Ginger is one of the most nutritious plants, rich in its active components like gingerols and shogaols, which make it a powerful natural medicine in the treatment of various ailments and health issues.
It has leafy stems and yellowish green flowers, and is native to warmer parts of Asia, like China, Japan, and India.
It is most commonly used to treat morning sickness, nausea, appetite loss, various types of “stomach problems,” motion sickness, gas, colic, upset stomach, diarrhea, and irritable bowel syndrome (IBS).
However, there are four groups of people that should avoid its consumption, as follows:
-- People who take certain medications, like hypertension or diabetes ( ginger might interfere with the medical effects of insulin, anticoagulants, beta-blockers, antacids, heart medications, and antihistamines)

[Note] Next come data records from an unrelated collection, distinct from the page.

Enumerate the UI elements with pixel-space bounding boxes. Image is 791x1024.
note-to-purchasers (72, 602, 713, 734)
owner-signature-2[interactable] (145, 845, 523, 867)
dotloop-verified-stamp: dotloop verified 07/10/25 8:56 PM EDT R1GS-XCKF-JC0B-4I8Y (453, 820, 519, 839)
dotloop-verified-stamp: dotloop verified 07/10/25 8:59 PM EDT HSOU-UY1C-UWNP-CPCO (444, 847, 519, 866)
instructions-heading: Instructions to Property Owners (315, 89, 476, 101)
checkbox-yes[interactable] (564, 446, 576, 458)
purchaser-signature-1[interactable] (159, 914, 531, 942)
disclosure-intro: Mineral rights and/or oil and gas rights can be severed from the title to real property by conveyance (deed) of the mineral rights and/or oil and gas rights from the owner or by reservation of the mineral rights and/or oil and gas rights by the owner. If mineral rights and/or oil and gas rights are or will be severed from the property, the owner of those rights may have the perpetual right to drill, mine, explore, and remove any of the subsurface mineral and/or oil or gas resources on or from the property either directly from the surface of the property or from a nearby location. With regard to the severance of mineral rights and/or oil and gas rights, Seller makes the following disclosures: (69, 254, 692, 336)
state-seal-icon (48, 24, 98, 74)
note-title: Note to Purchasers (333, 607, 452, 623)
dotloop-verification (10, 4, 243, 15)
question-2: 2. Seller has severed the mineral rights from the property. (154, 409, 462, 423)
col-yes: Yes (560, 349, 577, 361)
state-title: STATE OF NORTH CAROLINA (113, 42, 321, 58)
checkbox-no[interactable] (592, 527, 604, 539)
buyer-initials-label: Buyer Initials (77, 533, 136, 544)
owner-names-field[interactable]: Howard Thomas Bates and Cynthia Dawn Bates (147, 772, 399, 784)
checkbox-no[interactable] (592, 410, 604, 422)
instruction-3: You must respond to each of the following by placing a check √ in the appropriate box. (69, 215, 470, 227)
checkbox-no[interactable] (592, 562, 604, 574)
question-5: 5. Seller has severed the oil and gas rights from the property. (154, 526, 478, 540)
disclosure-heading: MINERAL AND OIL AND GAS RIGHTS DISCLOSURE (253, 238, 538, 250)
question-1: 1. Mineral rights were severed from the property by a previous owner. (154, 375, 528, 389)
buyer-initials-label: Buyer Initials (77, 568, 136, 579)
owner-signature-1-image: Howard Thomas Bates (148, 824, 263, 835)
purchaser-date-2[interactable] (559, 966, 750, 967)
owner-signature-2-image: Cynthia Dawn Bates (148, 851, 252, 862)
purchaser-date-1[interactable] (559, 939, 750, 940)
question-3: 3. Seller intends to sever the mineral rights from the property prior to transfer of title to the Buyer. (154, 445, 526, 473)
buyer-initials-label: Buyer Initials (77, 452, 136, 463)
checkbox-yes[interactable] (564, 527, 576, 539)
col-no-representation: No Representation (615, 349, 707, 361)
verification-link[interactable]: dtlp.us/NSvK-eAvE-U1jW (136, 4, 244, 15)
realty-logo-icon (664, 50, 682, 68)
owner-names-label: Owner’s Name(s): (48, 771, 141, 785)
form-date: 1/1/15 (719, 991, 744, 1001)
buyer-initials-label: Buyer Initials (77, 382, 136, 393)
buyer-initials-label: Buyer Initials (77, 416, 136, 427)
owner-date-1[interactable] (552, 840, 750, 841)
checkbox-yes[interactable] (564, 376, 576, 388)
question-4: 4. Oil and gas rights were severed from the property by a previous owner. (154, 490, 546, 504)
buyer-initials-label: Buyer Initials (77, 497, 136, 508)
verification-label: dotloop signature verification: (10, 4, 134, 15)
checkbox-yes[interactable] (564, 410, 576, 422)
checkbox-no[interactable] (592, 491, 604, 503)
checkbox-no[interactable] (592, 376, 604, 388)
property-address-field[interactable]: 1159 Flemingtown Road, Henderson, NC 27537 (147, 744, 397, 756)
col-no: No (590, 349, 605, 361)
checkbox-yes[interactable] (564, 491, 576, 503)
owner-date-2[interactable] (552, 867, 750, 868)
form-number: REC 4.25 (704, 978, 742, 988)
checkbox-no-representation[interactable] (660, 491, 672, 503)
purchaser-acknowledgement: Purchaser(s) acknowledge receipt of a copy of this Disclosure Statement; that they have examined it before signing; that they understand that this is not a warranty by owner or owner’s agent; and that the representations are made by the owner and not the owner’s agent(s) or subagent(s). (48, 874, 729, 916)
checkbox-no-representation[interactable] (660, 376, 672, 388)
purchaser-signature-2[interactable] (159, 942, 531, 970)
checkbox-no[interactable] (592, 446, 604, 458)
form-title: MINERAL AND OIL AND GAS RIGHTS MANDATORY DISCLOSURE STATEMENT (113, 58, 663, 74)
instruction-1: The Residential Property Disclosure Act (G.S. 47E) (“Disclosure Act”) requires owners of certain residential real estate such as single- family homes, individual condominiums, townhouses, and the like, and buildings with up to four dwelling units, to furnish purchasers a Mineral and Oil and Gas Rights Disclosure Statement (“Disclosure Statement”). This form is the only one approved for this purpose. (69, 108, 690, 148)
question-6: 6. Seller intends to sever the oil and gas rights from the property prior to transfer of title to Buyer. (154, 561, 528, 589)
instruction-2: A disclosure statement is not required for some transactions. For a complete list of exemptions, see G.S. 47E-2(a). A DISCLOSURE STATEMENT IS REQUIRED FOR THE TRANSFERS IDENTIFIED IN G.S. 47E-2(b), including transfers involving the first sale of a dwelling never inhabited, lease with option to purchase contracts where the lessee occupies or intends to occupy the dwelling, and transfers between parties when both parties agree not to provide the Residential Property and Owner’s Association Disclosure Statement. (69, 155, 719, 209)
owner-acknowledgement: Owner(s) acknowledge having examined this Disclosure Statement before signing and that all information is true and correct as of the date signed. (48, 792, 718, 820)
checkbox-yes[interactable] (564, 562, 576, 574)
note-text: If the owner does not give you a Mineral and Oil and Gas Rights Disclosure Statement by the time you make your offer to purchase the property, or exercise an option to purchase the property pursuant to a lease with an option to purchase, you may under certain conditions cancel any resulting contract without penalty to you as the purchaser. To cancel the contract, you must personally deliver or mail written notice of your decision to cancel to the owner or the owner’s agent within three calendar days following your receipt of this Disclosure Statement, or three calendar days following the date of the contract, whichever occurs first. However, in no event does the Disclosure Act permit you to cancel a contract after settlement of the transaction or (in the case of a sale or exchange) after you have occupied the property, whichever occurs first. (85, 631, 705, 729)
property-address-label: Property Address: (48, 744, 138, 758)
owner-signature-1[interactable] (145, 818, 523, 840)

-- People with blood disorders ( ginger boosts blood circulation, so it should be avoided in the case of hemophilia or blood clotting disorders)
-- Pregnant women ( ginger might stimulate premature contractions, miscarriage or menstrual bleeding)
-- People who are underweight or suffering from anorexia( ginger improves the release of digestive enzymes and stomach pH levels, and suppresses appetite, leading to weight loss)
Therefore, if you belong to these four groups, make sure you consult your doctor before you incorporate ginger into the diet.
This beneficial root is safe when taken orally, but it can sometimes cause mild side-effects like diarrhea, heartburn, and stomach discomfort. Moreover, it is most often safe if applied to the skin, but in some people, it can lead to skin irritations.